Supported Workloads
Pyvorin compiles CPU-heavy Python to native code. Not everything is a perfect fit - here is an honest map of what works best, what works less well, and what we do not yet support.
Best-Fit Workloads
These patterns consistently show the highest speedups in our benchmark suite. If your code spends most of its time in these operations, Pyvorin is likely to deliver significant gains.
ETL Filter & Map
Row filtering, column mapping, and simple transforms over structured data. 100×–1,000×+ proven.
Group-By Aggregations
Grouping and reduction operations over in-memory datasets. 1,000×+ proven.
Rolling Window Analysis
Sliding-window statistics, moving averages, and cumulative computations. 4,000×+ proven.
Finance Kernels
Option pricing, risk calculations, discounting, and Monte-Carlo loops. 10×–150×+ proven.
Timestamp Processing
Parsing, formatting, and arithmetic on date-time objects in tight loops.
CPU-Heavy Python Sections
Any hot path dominated by Python-level loops, numerics, and conditionals rather than I/O or C extensions.
Internal Data Pipelines
End-to-end data pipelines where Python orchestrates transforms and reductions.
String Tokenisation
Splitting, scanning, and simple lexical analysis over text. ~500× proven.
Log Parsing
Regex-free line scanning and field extraction from large log files. 74×+ proven.
Weak-Fit Workloads
These scenarios are either outside Pyvorin's current scope or intrinsically limited by hardware boundaries rather than the Python interpreter.
Pure I/O Wait
Scripts that spend most of their time waiting on disk, network, or database responses will see little benefit from CPU compilation.
Unsupported Third-Party Library Internals
Pyvorin accelerates your Python code, not the C/C++/Fortran internals of libraries such as NumPy, Pandas, or TensorFlow.
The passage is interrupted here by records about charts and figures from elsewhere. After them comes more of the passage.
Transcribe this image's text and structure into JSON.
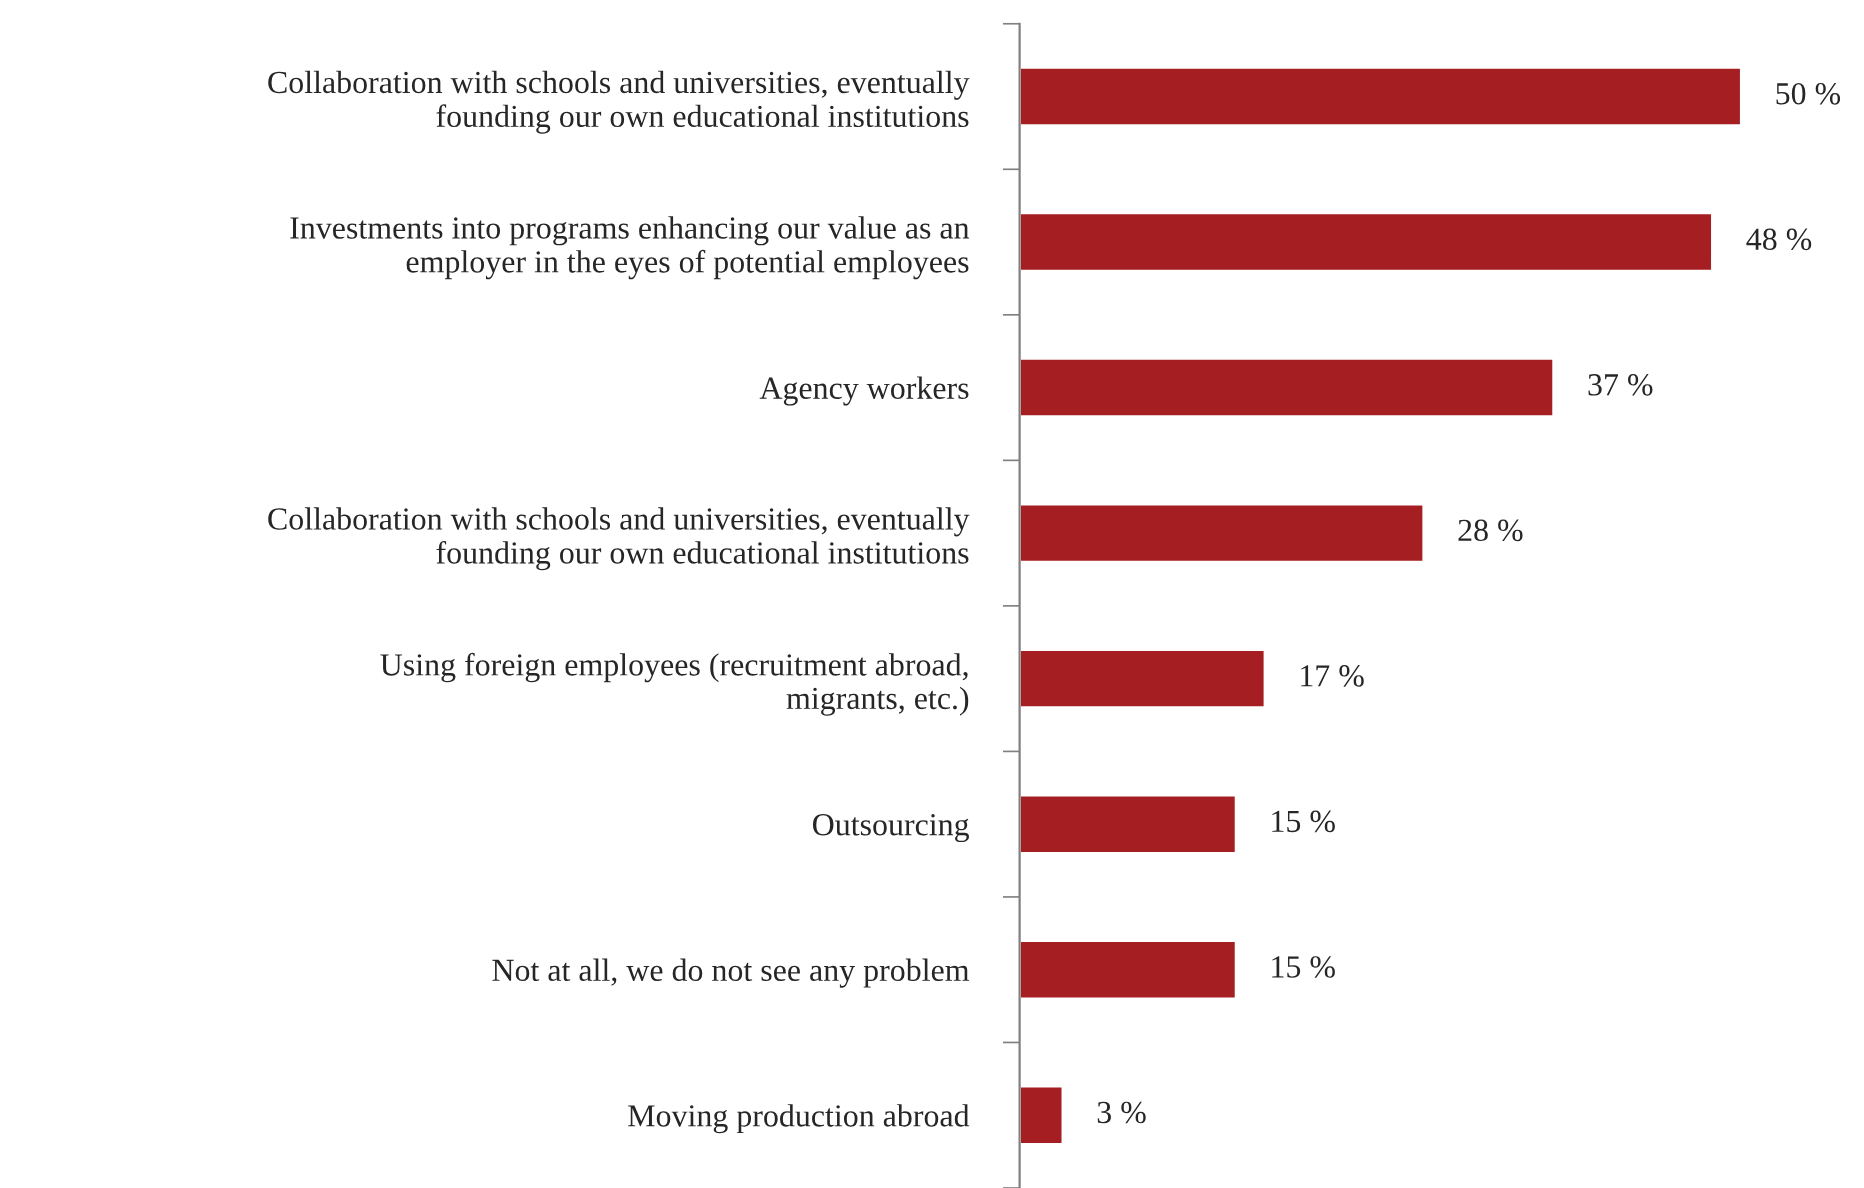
{
  "chart_data": {
    "type": "bar",
    "orientation": "horizontal",
    "categories": [
      "Collaboration with schools and universities, eventually\nfounding our own educational institutions",
      "Investments into programs enhancing our value as an\nemployer in the eyes of potential employees",
      "Agency workers",
      "Collaboration with schools and universities, eventually\nfounding our own educational institutions",
      "Using foreign employees (recruitment abroad,\nmigrants, etc.)",
      "Outsourcing",
      "Not at all, we do not see any problem",
      "Moving production abroad"
    ],
    "values": [
      50,
      48,
      37,
      28,
      17,
      15,
      15,
      3
    ],
    "value_labels": [
      "50 %",
      "48 %",
      "37 %",
      "28 %",
      "17 %",
      "15 %",
      "15 %",
      "3 %"
    ],
    "color": "#a51f22",
    "grid": false,
    "legend": false,
    "tick_labels": "y"
  }
}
Already-Vectorised Native Code
Workloads already running inside heavily optimised BLAS, MKL, or SIMD loops cannot be accelerated further by compiling the Python wrapper.
GPU-Only Training
Pyvorin targets CPU execution. GPU-bound training loops are not within scope.
Network-Bound Scripts
Microservices, API clients, or chat bots whose latency is dominated by round-trip times will not speed up meaningfully.
Supported Python Subset
Pyvorin's compiler covers the most common constructs used in data pipelines and numerical scripts. If a construct is unsupported, the system falls back to standard CPython execution.
Supported Features
| Feature | Notes |
|---|---|
| Loops | for, while, range, enumerate, zip |
| Conditionals | if/elif/else, and, or, not |
| Basic Functions | User-defined functions, recursion (limited depth) |
| Simple Classes | Attribute access, simple methods, __init__ |
| Lists | Indexing, appending, slicing, comprehensions |
| Dictionaries | Key access, insertion, iteration, get() |
| Strings | Concatenation, splitting, slicing, formatting |
| Numerics | int, float, basic arithmetic, comparisons |
| Tuples | Packing, unpacking, indexing |
Currently Unsupported
| Feature | Fallback Behaviour |
|---|---|
| Advanced OOP | Descriptors, multiple inheritance, metaclasses |
| Metaclasses | Fully unsupported - triggers fallback |
| async / await | Not yet in the compiler pipeline |
| eval / exec | Dynamic code execution is unsupported |
| Some Built-ins | Complex reflection, frame manipulation |
| C Extensions | Calls into Cython / C / C++ remain external |
Strict Mode & Fallback
Pyvorin operates in strict compilation mode by default. If the compiler encounters a language feature it does not yet support, it does not silently ignore it. Instead, it falls back to standard CPython execution for that specific function or block.
This means your code always runs correctly - it simply runs at CPython speed for unsupported paths until the compiler catches up. You can inspect fallback reports in the dashboard to see exactly which lines triggered fallback.
Correctness Guarantee
Every compiled result is verified against CPython output. If the native result differs, Pyvorin automatically falls back and logs the discrepancy. Speed is worthless if the answer is wrong.